LivingWorld: Interactive 4D World Generation with Environmental Dynamics

Hyeongju Mun ^1* In-Hwan Jin ^1* Sohyeong Kim ¹ Kyeongbo Kong ^1†

¹Pusan National University
^*Equal Contribution ^†Corresponding Author

Overview of LivingWorld. LivingWorld generates dynamic 4D scenes from a single image by progressively expanding the scene while maintaining globally coherent environmental dynamics. We demonstrate results with scene-scale motions such as water, clouds, and smoke, rendered under moving viewpoints. Our method preserves spatial and temporal consistency across views, enabling interactive and physically plausible 4D world generation.

Abstract

We introduce LivingWorld, an interactive framework for generating 4D worlds with environmental dynamics from a single image. While recent advances in 3D scene generation enable large-scale environment creation, most approaches focus primarily on reconstructing static geometry, leaving scene-scale environmental dynamics such as clouds, water, or smoke largely unexplored. Modeling such dynamics is challenging because motion must remain coherent across an expanding scene while supporting low-latency user feedback. LivingWorld addresses this challenge by progressively constructing a globally coherent motion field as the scene expands. To maintain global consistency during expansion, we introduce a geometry-aware alignment module that resolves directional and scale ambiguities across views. We further represent motion using a compact hash-based motion field, enabling efficient querying and stable propagation of dynamics throughout the scene. This representation also supports bidirectional motion propagation during rendering, producing long and temporally coherent 4D sequences without relying on expensive video-based refinement. On a single RTX 5090 GPU, generating each new scene expansion step requires 9 seconds, followed by 3 seconds for motion alignment and motion field updates, enabling interactive 4D world generation with globally coherent environmental dynamics. Additional dynamic results are provided in the supplementary video.

Method

Interactive 4D World Generation

LivingWorld constructs a globally consistent motion field during scene expansion. Starting from a single image, we progressively expand the scene and estimate motion from user interactions. To ensure consistency across views, we introduce a geometry-aware alignment module that resolves directional and scale ambiguities. We further represent motion using a compact hash-based field, enabling efficient and stable propagation of dynamics. This allows temporally coherent and view-consistent 4D world generation.

Geometry-Aware Alignment

Our alignment module resolves directional and scale ambiguities across views. By matching overlapping regions between newly expanded and existing scenes, we enforce globally consistent motion during scene growth. This enables stable integration of motion across the entire scene.

Hash-based Motion Field

We represent motion as a continuous hash-based field, enabling efficient querying and stable propagation of dynamics. The field supports bidirectional motion integration, producing long and temporally coherent 4D sequences during rendering.

Results

WonderPlay generates dynamic 3D scenes from a single image and input actions. It predicts the physical consequences of the input actions. Here, we present video results rendered with a moving camera, overlaid with action visualizations.

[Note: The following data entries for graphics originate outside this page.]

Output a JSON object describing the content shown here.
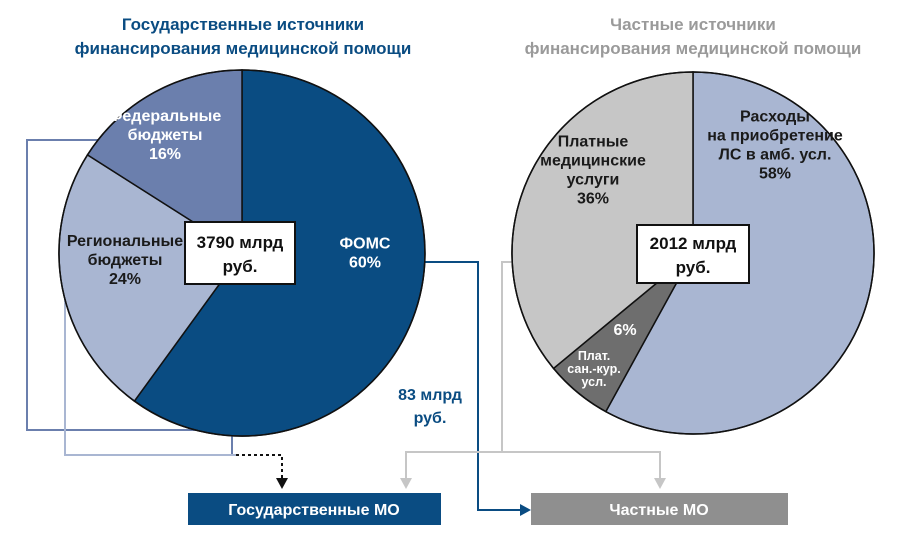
{
  "chart_data": [
    {
      "type": "pie",
      "title_lines": [
        "Государственные источники",
        "финансирования медицинской помощи"
      ],
      "center_label_lines": [
        "3790 млрд",
        "руб."
      ],
      "slices": [
        {
          "label_lines": [
            "ФОМС",
            "60%"
          ],
          "value": 60,
          "color": "#0a4c82",
          "text_color": "#ffffff"
        },
        {
          "label_lines": [
            "Региональные",
            "бюджеты",
            "24%"
          ],
          "value": 24,
          "color": "#a9b6d2",
          "text_color": "#1a1a1a"
        },
        {
          "label_lines": [
            "Федеральные",
            "бюджеты",
            "16%"
          ],
          "value": 16,
          "color": "#6b7fad",
          "text_color": "#ffffff"
        }
      ]
    },
    {
      "type": "pie",
      "title_lines": [
        "Частные источники",
        "финансирования медицинской помощи"
      ],
      "center_label_lines": [
        "2012 млрд",
        "руб."
      ],
      "slices": [
        {
          "label_lines": [
            "Расходы",
            "на приобретение",
            "ЛС в амб. усл.",
            "58%"
          ],
          "value": 58,
          "color": "#a9b6d2",
          "text_color": "#1a1a1a"
        },
        {
          "label_lines": [
            "6%",
            "Плат.",
            "сан.-кур.",
            "усл."
          ],
          "value": 6,
          "color": "#6e6e6e",
          "text_color": "#ffffff"
        },
        {
          "label_lines": [
            "Платные",
            "медицинские",
            "услуги",
            "36%"
          ],
          "value": 36,
          "color": "#c6c6c6",
          "text_color": "#1a1a1a"
        }
      ]
    }
  ],
  "flow_label_lines": [
    "83 млрд",
    "руб."
  ],
  "targets": {
    "state_mo": "Государственные МО",
    "private_mo": "Частные МО"
  },
  "colors": {
    "state_title": "#0a4c82",
    "private_title": "#9a9a9a",
    "state_mo_box": "#0a4c82",
    "private_mo_box": "#8f8f8f",
    "fomc_flow_line": "#0a4c82",
    "federal_line": "#6b7fad",
    "regional_line": "#a9b6d2",
    "private_line": "#c6c6c6"
  }
}
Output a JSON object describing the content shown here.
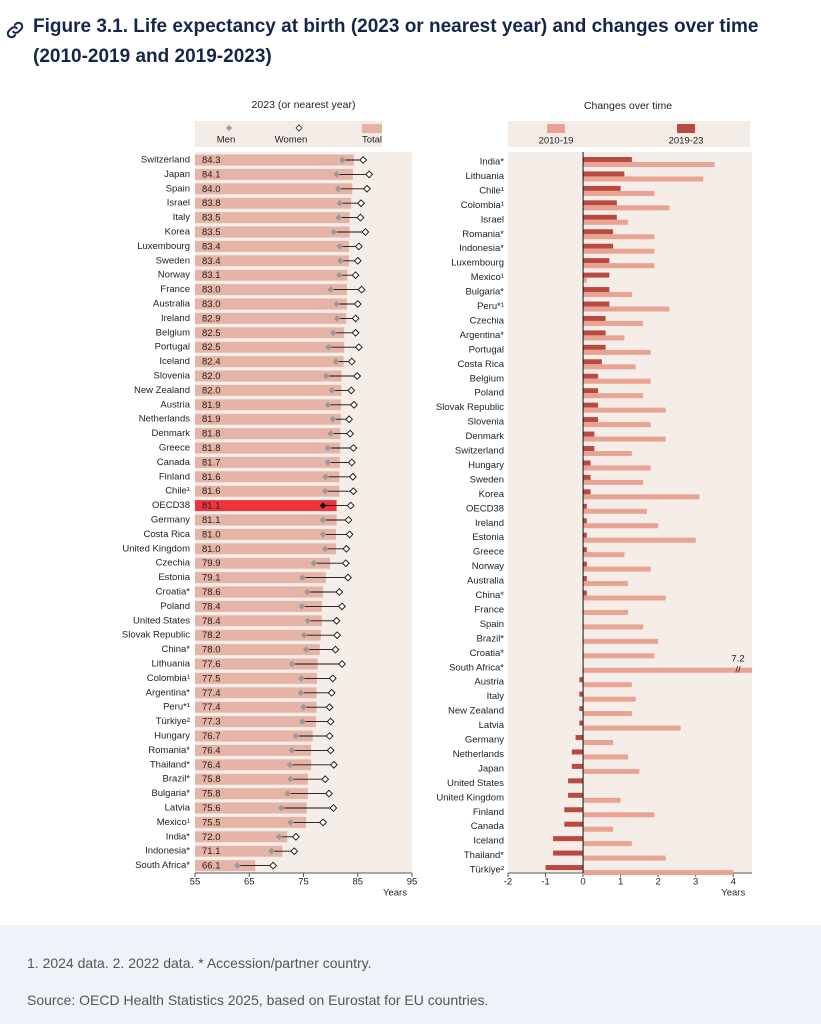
{
  "title": "Figure 3.1. Life expectancy at birth (2023 or nearest year) and changes over time (2010-2019 and 2019-2023)",
  "notes": [
    "1. 2024 data. 2. 2022 data. * Accession/partner country.",
    "Source: OECD Health Statistics 2025, based on Eurostat for EU countries."
  ],
  "chart_data": [
    {
      "type": "dot_bar",
      "title": "2023 (or nearest year)",
      "categories": [
        "Switzerland",
        "Japan",
        "Spain",
        "Israel",
        "Italy",
        "Korea",
        "Luxembourg",
        "Sweden",
        "Norway",
        "France",
        "Australia",
        "Ireland",
        "Belgium",
        "Portugal",
        "Iceland",
        "Slovenia",
        "New Zealand",
        "Austria",
        "Netherlands",
        "Denmark",
        "Greece",
        "Canada",
        "Finland",
        "Chile¹",
        "OECD38",
        "Germany",
        "Costa Rica",
        "United Kingdom",
        "Czechia",
        "Estonia",
        "Croatia*",
        "Poland",
        "United States",
        "Slovak Republic",
        "China*",
        "Lithuania",
        "Colombia¹",
        "Argentina*",
        "Peru*¹",
        "Türkiye²",
        "Hungary",
        "Romania*",
        "Thailand*",
        "Brazil*",
        "Bulgaria*",
        "Latvia",
        "Mexico¹",
        "India*",
        "Indonesia*",
        "South Africa*"
      ],
      "series": [
        {
          "name": "Men",
          "color": "#9a9a9a",
          "values": [
            82.2,
            81.1,
            81.4,
            81.7,
            81.5,
            80.6,
            81.7,
            81.8,
            81.6,
            80.0,
            81.1,
            81.2,
            80.5,
            79.6,
            81.0,
            79.2,
            80.3,
            79.5,
            80.4,
            80.0,
            79.5,
            79.5,
            79.1,
            79.0,
            78.6,
            78.6,
            78.6,
            79.0,
            76.9,
            74.8,
            75.7,
            74.7,
            75.8,
            75.1,
            75.5,
            72.9,
            74.6,
            74.5,
            75.0,
            74.8,
            73.6,
            72.9,
            72.5,
            72.6,
            72.1,
            70.9,
            72.6,
            70.5,
            69.1,
            62.8
          ]
        },
        {
          "name": "Women",
          "color": "#ffffff",
          "values": [
            86.0,
            87.1,
            86.7,
            85.6,
            85.5,
            86.4,
            85.2,
            85.0,
            84.6,
            85.7,
            85.0,
            84.6,
            84.6,
            85.2,
            83.9,
            84.9,
            83.8,
            84.3,
            83.4,
            83.6,
            84.2,
            83.9,
            84.1,
            84.2,
            83.7,
            83.3,
            83.5,
            82.9,
            82.8,
            83.2,
            81.6,
            82.1,
            81.1,
            81.2,
            80.9,
            82.1,
            80.4,
            80.2,
            79.8,
            80.0,
            79.8,
            80.0,
            80.6,
            79.0,
            79.7,
            80.5,
            78.6,
            73.6,
            73.3,
            69.4
          ]
        },
        {
          "name": "Total",
          "color": "#e6b4a6",
          "values": [
            84.3,
            84.1,
            84.0,
            83.8,
            83.5,
            83.5,
            83.4,
            83.4,
            83.1,
            83.0,
            83.0,
            82.9,
            82.5,
            82.5,
            82.4,
            82.0,
            82.0,
            81.9,
            81.9,
            81.8,
            81.8,
            81.7,
            81.6,
            81.6,
            81.1,
            81.1,
            81.0,
            81.0,
            79.9,
            79.1,
            78.6,
            78.4,
            78.4,
            78.2,
            78.0,
            77.6,
            77.5,
            77.4,
            77.4,
            77.3,
            76.7,
            76.4,
            76.4,
            75.8,
            75.8,
            75.6,
            75.5,
            72.0,
            71.1,
            66.1
          ],
          "value_labels": [
            "84.3",
            "84.1",
            "84.0",
            "83.8",
            "83.5",
            "83.5",
            "83.4",
            "83.4",
            "83.1",
            "83.0",
            "83.0",
            "82.9",
            "82.5",
            "82.5",
            "82.4",
            "82.0",
            "82.0",
            "81.9",
            "81.9",
            "81.8",
            "81.8",
            "81.7",
            "81.6",
            "81.6",
            "81.1",
            "81.1",
            "81.0",
            "81.0",
            "79.9",
            "79.1",
            "78.6",
            "78.4",
            "78.4",
            "78.2",
            "78.0",
            "77.6",
            "77.5",
            "77.4",
            "77.4",
            "77.3",
            "76.7",
            "76.4",
            "76.4",
            "75.8",
            "75.8",
            "75.6",
            "75.5",
            "72.0",
            "71.1",
            "66.1"
          ]
        }
      ],
      "highlight": {
        "category": "OECD38",
        "color": "#f0323c"
      },
      "xlim": [
        55,
        95
      ],
      "xticks": [
        55,
        65,
        75,
        85,
        95
      ],
      "x_label": "Years"
    },
    {
      "type": "grouped_barh",
      "title": "Changes over time",
      "categories": [
        "India*",
        "Lithuania",
        "Chile¹",
        "Colombia¹",
        "Israel",
        "Romania*",
        "Indonesia*",
        "Luxembourg",
        "Mexico¹",
        "Bulgaria*",
        "Peru*¹",
        "Czechia",
        "Argentina*",
        "Portugal",
        "Costa Rica",
        "Belgium",
        "Poland",
        "Slovak Republic",
        "Slovenia",
        "Denmark",
        "Switzerland",
        "Hungary",
        "Sweden",
        "Korea",
        "OECD38",
        "Ireland",
        "Estonia",
        "Greece",
        "Norway",
        "Australia",
        "China*",
        "France",
        "Spain",
        "Brazil*",
        "Croatia*",
        "South Africa*",
        "Austria",
        "Italy",
        "New Zealand",
        "Latvia",
        "Germany",
        "Netherlands",
        "Japan",
        "United States",
        "United Kingdom",
        "Finland",
        "Canada",
        "Iceland",
        "Thailand*",
        "Türkiye²"
      ],
      "series": [
        {
          "name": "2010-19",
          "color": "#e8a393",
          "values": [
            3.5,
            3.2,
            1.9,
            2.3,
            1.2,
            1.9,
            1.9,
            1.9,
            0.1,
            1.3,
            2.3,
            1.6,
            1.1,
            1.8,
            1.4,
            1.8,
            1.6,
            2.2,
            1.8,
            2.2,
            1.3,
            1.8,
            1.6,
            3.1,
            1.7,
            2.0,
            3.0,
            1.1,
            1.8,
            1.2,
            2.2,
            1.2,
            1.6,
            2.0,
            1.9,
            7.2,
            1.3,
            1.4,
            1.3,
            2.6,
            0.8,
            1.2,
            1.5,
            0.0,
            1.0,
            1.9,
            0.8,
            1.3,
            2.2,
            4.0
          ],
          "value_labels": [
            null,
            null,
            null,
            null,
            null,
            null,
            null,
            null,
            null,
            null,
            null,
            null,
            null,
            null,
            null,
            null,
            null,
            null,
            null,
            null,
            null,
            null,
            null,
            null,
            null,
            null,
            null,
            null,
            null,
            null,
            null,
            null,
            null,
            null,
            null,
            "7.2",
            null,
            null,
            null,
            null,
            null,
            null,
            null,
            null,
            null,
            null,
            null,
            null,
            null,
            null
          ]
        },
        {
          "name": "2019-23",
          "color": "#b84a40",
          "values": [
            1.3,
            1.1,
            1.0,
            0.9,
            0.9,
            0.8,
            0.8,
            0.7,
            0.7,
            0.7,
            0.7,
            0.6,
            0.6,
            0.6,
            0.5,
            0.4,
            0.4,
            0.4,
            0.4,
            0.3,
            0.3,
            0.2,
            0.2,
            0.2,
            0.1,
            0.1,
            0.1,
            0.1,
            0.1,
            0.1,
            0.1,
            0.0,
            0.0,
            0.0,
            0.0,
            0.0,
            -0.1,
            -0.1,
            -0.1,
            -0.1,
            -0.2,
            -0.3,
            -0.3,
            -0.4,
            -0.4,
            -0.5,
            -0.5,
            -0.8,
            -0.8,
            -1.0
          ]
        }
      ],
      "xlim": [
        -2,
        4.5
      ],
      "xticks": [
        -2,
        -1,
        0,
        1,
        2,
        3,
        4
      ],
      "x_label": "Years"
    }
  ]
}
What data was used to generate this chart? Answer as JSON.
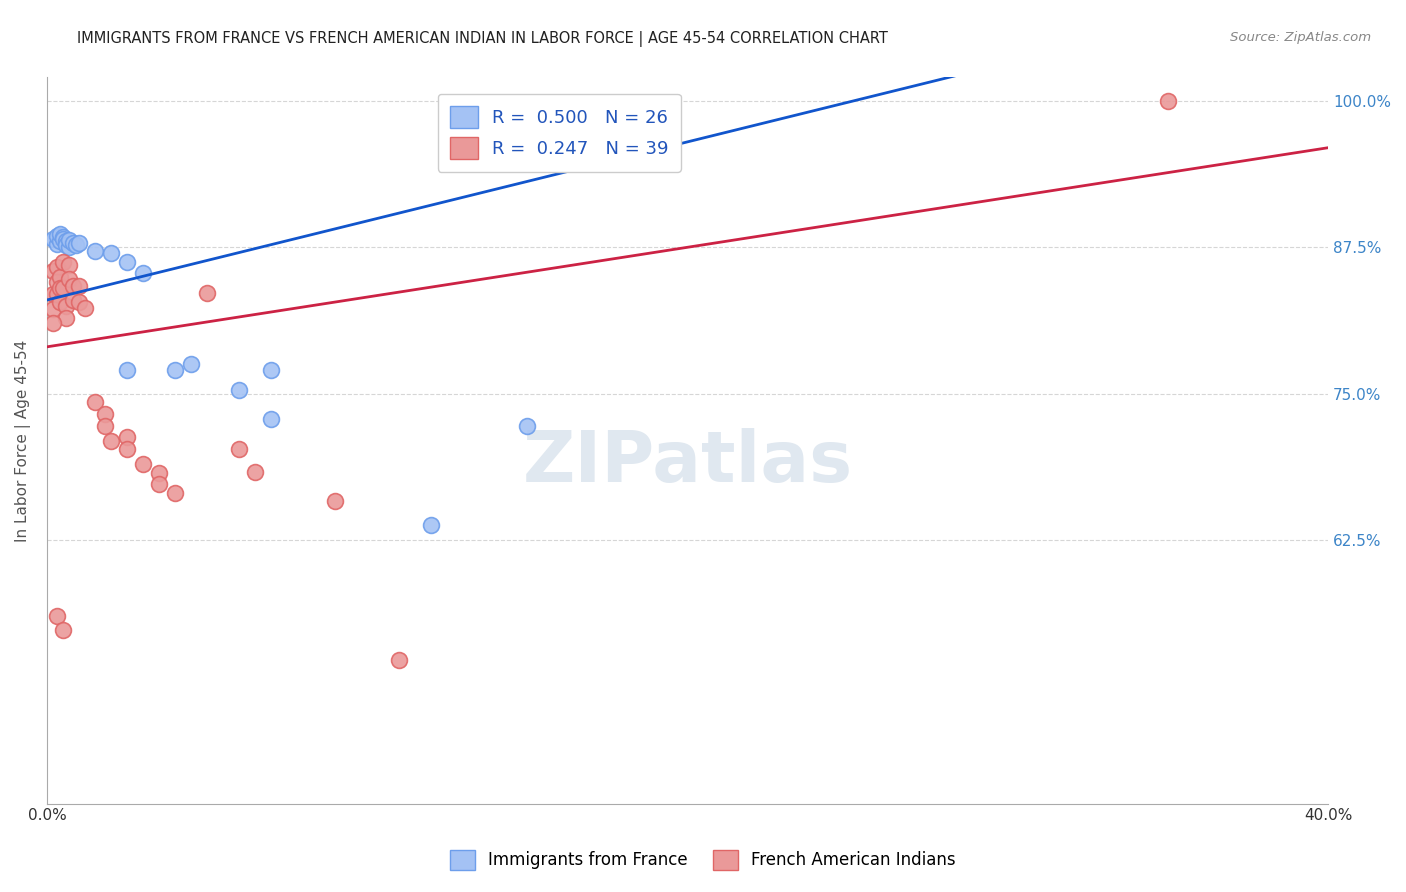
{
  "title": "IMMIGRANTS FROM FRANCE VS FRENCH AMERICAN INDIAN IN LABOR FORCE | AGE 45-54 CORRELATION CHART",
  "source": "Source: ZipAtlas.com",
  "ylabel": "In Labor Force | Age 45-54",
  "legend_blue_label": "Immigrants from France",
  "legend_pink_label": "French American Indians",
  "R_blue": 0.5,
  "N_blue": 26,
  "R_pink": 0.247,
  "N_pink": 39,
  "xlim": [
    0.0,
    0.4
  ],
  "ylim": [
    0.4,
    1.02
  ],
  "ytick_positions": [
    0.625,
    0.75,
    0.875,
    1.0
  ],
  "ytick_labels": [
    "62.5%",
    "75.0%",
    "87.5%",
    "100.0%"
  ],
  "xtick_positions": [
    0.0,
    0.05,
    0.1,
    0.15,
    0.2,
    0.25,
    0.3,
    0.35,
    0.4
  ],
  "xtick_labels": [
    "0.0%",
    "",
    "",
    "",
    "",
    "",
    "",
    "",
    "40.0%"
  ],
  "blue_line_x": [
    0.0,
    0.4
  ],
  "blue_line_y": [
    0.83,
    1.1
  ],
  "pink_line_x": [
    0.0,
    0.4
  ],
  "pink_line_y": [
    0.79,
    0.96
  ],
  "blue_points": [
    [
      0.002,
      0.882
    ],
    [
      0.003,
      0.878
    ],
    [
      0.003,
      0.885
    ],
    [
      0.004,
      0.88
    ],
    [
      0.004,
      0.886
    ],
    [
      0.005,
      0.884
    ],
    [
      0.005,
      0.882
    ],
    [
      0.006,
      0.88
    ],
    [
      0.006,
      0.877
    ],
    [
      0.007,
      0.875
    ],
    [
      0.007,
      0.881
    ],
    [
      0.008,
      0.879
    ],
    [
      0.009,
      0.877
    ],
    [
      0.01,
      0.879
    ],
    [
      0.015,
      0.872
    ],
    [
      0.02,
      0.87
    ],
    [
      0.025,
      0.862
    ],
    [
      0.03,
      0.853
    ],
    [
      0.04,
      0.77
    ],
    [
      0.045,
      0.775
    ],
    [
      0.06,
      0.753
    ],
    [
      0.07,
      0.728
    ],
    [
      0.12,
      0.638
    ],
    [
      0.15,
      0.722
    ],
    [
      0.07,
      0.77
    ],
    [
      0.025,
      0.77
    ]
  ],
  "pink_points": [
    [
      0.002,
      0.855
    ],
    [
      0.002,
      0.835
    ],
    [
      0.002,
      0.822
    ],
    [
      0.003,
      0.858
    ],
    [
      0.003,
      0.845
    ],
    [
      0.003,
      0.835
    ],
    [
      0.004,
      0.85
    ],
    [
      0.004,
      0.84
    ],
    [
      0.004,
      0.828
    ],
    [
      0.005,
      0.862
    ],
    [
      0.005,
      0.84
    ],
    [
      0.006,
      0.825
    ],
    [
      0.006,
      0.815
    ],
    [
      0.007,
      0.86
    ],
    [
      0.007,
      0.848
    ],
    [
      0.008,
      0.842
    ],
    [
      0.008,
      0.83
    ],
    [
      0.01,
      0.842
    ],
    [
      0.01,
      0.828
    ],
    [
      0.012,
      0.823
    ],
    [
      0.015,
      0.743
    ],
    [
      0.018,
      0.733
    ],
    [
      0.018,
      0.722
    ],
    [
      0.02,
      0.71
    ],
    [
      0.025,
      0.713
    ],
    [
      0.025,
      0.703
    ],
    [
      0.03,
      0.69
    ],
    [
      0.035,
      0.682
    ],
    [
      0.035,
      0.673
    ],
    [
      0.04,
      0.665
    ],
    [
      0.05,
      0.836
    ],
    [
      0.06,
      0.703
    ],
    [
      0.065,
      0.683
    ],
    [
      0.09,
      0.658
    ],
    [
      0.11,
      0.523
    ],
    [
      0.35,
      1.0
    ],
    [
      0.003,
      0.56
    ],
    [
      0.005,
      0.548
    ],
    [
      0.002,
      0.81
    ]
  ],
  "blue_color": "#a4c2f4",
  "pink_color": "#ea9999",
  "blue_edge_color": "#6d9eeb",
  "pink_edge_color": "#e06666",
  "blue_line_color": "#1155cc",
  "pink_line_color": "#cc2244",
  "watermark_text": "ZIPatlas",
  "background_color": "#ffffff",
  "grid_color": "#cccccc"
}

Integration with Object-Centric Motion

While LivingWorld primarily models scene-scale environmental dynamics such as water, clouds, and smoke, it can also incorporate object-centric motion. Rather than representing all motion within a single field, we align object and environmental motions in world coordinates by enforcing consistent scale and spatial alignment. This allows independently modeled motions to be coherently integrated within the same scene, maintaining consistency across viewpoints and scene expansion.

Comparisons with Video Generation Models

We compare our method with video generation models under identical camera motion prompts. While these models often suffer from inconsistent 3D geometry, unnatural motion dynamics, and limited camera controllability, our method maintains a coherent 3D representation with physically consistent dynamics and precise control over camera motion.